Case Managers Can Help Clients Reduce Risk Factors, Avoid ComplicationsIn the back wall of a human’s abdominal cavity are two small organs. Each is the size of a computer mouse. These organs – kidneys – filter all the blood inside the body every 30 minutes to remove toxins, excess fluid, and waste material. They also secrete hormones to help regulate blood pressure and stimulate red blood cell production and other chemicals crucial to life.
In the U.S., 30 million people live with chronic kidney disease (CKD), also known as chronic kidney failure. Risk factors include including diabetes, high blood pressure, heart disease, or having a family member with kidney disease. People over age 60 are also at greater risk.
Early detection and management of health conditions than can lead to kidney disease is vital. Both help prevent progression leading to kidney failure, and ultimately the need for a transplant or dialysis. Care managers can be invaluable to people who are at risk for kidney disease or are already experiencing it.
How Kidney Disease Affects the Body
When kidneys begin to fail, waste products and toxins are not being adequately filtered and removed from the body. The additional toxic load can cause trouble sleeping, skin conditions, muscle cramps, nausea, and vomiting. Some people experience swelling in the feet and ankles, as well as fluid in the lungs, making breathing difficult.
Complications from CKD produce system-wide symptoms. Some of the more common include anemia, heart disease, high calcium levels, and bone disease. There are five stages of CKD beginning with mild damage in Stage 1 to complete failure in Stage 5.
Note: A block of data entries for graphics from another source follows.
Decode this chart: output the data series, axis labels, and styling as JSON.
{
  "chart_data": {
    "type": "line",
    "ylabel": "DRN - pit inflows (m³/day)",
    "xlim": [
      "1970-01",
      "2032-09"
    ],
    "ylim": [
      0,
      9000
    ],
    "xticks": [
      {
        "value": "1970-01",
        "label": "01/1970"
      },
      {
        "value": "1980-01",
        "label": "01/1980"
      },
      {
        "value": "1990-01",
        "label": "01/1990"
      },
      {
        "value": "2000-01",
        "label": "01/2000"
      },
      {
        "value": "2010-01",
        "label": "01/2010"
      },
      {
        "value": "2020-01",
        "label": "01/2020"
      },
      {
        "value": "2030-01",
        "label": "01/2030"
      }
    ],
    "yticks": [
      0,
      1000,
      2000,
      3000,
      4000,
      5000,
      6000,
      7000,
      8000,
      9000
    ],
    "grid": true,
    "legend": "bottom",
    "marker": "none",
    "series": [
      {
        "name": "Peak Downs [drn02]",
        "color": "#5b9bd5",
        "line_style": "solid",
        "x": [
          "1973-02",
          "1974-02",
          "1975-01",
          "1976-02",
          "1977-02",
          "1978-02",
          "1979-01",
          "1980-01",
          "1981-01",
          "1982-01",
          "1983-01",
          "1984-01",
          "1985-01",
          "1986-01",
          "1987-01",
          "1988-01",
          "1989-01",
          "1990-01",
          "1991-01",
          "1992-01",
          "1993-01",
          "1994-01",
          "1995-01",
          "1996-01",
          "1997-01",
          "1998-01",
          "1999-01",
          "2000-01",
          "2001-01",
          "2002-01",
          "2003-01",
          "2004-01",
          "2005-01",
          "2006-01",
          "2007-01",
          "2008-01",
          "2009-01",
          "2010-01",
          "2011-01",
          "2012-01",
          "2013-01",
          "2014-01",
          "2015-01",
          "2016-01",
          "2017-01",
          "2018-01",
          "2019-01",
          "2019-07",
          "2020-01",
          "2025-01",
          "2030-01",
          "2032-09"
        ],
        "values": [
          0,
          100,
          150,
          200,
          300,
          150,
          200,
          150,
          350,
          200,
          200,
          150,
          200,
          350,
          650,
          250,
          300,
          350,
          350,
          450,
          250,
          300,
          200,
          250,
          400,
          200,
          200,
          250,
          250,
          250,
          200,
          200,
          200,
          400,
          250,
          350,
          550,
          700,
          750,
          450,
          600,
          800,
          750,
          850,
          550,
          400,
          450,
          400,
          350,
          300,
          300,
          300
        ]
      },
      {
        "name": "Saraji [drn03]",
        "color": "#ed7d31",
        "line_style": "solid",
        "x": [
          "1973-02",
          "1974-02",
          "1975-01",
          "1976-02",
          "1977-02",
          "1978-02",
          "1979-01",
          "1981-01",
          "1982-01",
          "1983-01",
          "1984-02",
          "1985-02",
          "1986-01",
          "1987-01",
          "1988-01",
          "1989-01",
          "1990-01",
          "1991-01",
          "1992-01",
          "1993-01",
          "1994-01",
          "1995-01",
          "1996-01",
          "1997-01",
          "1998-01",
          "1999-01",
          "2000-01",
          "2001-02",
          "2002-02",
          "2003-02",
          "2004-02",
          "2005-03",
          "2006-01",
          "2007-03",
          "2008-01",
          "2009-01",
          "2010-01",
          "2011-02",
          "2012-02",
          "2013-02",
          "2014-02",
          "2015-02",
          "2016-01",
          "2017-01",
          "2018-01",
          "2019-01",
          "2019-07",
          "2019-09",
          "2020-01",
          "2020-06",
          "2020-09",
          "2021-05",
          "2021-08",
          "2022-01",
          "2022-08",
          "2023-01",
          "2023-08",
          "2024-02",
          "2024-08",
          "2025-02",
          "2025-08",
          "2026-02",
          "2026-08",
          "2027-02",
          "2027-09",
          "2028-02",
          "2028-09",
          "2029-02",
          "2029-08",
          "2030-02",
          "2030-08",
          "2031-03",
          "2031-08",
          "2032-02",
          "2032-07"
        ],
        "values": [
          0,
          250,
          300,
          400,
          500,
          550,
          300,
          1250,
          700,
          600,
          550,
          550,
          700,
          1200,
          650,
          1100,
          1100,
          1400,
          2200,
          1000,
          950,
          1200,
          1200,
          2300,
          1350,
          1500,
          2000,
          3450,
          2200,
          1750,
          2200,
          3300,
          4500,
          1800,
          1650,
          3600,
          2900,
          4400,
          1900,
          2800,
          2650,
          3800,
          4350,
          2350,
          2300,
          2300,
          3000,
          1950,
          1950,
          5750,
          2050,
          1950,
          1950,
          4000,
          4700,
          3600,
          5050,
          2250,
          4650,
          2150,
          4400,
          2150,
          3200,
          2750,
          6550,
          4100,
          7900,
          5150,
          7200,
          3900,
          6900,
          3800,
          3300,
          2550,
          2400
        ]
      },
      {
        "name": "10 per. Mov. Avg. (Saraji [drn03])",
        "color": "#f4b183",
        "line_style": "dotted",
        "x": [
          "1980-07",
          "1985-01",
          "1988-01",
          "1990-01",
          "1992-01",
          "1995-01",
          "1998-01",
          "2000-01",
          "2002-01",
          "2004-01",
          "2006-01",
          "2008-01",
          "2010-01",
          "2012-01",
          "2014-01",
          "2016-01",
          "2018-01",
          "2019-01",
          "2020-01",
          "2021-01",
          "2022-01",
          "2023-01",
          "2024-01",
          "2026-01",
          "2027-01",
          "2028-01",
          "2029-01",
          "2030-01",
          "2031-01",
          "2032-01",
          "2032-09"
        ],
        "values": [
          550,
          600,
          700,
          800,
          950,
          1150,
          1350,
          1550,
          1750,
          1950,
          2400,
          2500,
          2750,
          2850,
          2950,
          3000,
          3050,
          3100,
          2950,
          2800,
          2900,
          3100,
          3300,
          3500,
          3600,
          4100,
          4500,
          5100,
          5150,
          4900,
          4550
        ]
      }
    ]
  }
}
For those with CKD, heart disease is the reason for the vast majority of deaths. This is a vicious cycle as high blood pressure causes CKD and CKD causes high blood pressure, which in turn triggers heart disease and premature death.
CKD and end-stage renal disease represent a significant public health problem and a major reason for poor quality of life. For many people living with CKD, the focus of medical care is to delay progression the disease, which then postpones the need for dialysis or kidney transplant as long as possible.
Challenges of Dialysis and Transplant
Dialysis, although lifesaving, is not without side effects. It can trigger fatigue, low blood pressure, nausea, and dizziness. Some people experience muscle cramps in the lower leg during the procedure, while others report itchy skin caused by a buildup of minerals between dialysis sessions.
Other side effects associated with hemodialysis includes difficulty falling asleep or staying asleep, loss of libido, erectile dysfunction, dry mouth and anxiety. Another, sometimes fatal, side effect on hemodialysis is sepsis, which can lead to multiple organ system failure and death.
The impaired immune system of those suffering with CKD increases their mortality risk by more than 50%, studies show. Transplant is often the last resort for people with end-stage kidney disease, but its presents its own challenges including the need lifelong immunosuppressant medications and the potential for organ rejection.
Managing the risk factors and health conditions that contribute to kidney disease should remain the primary goal. Lifestyle changes such as eliminating smoking, maintaining a healthy weight, controlling diabetes, and reducing high blood pressure, can all help to slow the progression of the disease.
Case Management Reduces Costs, Stress
It often takes a village to manage kidney disease. In addition to a nephrologist, teams may include a pharmacist who ensures proper dosing based on the patient’s level of kidney function, a dietitian who can help with a nutritional plan, friends and families who can offer encouragement and support, and a care manager who can provide resources, coordinate services, and troubleshoot problems.
Effective care management in the community that integrates challenges into planned interventions can significantly improve outcomes for people with CKD, while reducing costs and alleviating stress for the delivery system, patients, and families.
The U.S. Preventive Services Task Force has found integrating diverse clinical and community strategies can improve health outcomes for people with CKD. In one literature review assessing quality of life, researchers found case management interventions were most effective when they included a greater number of components affecting the patient.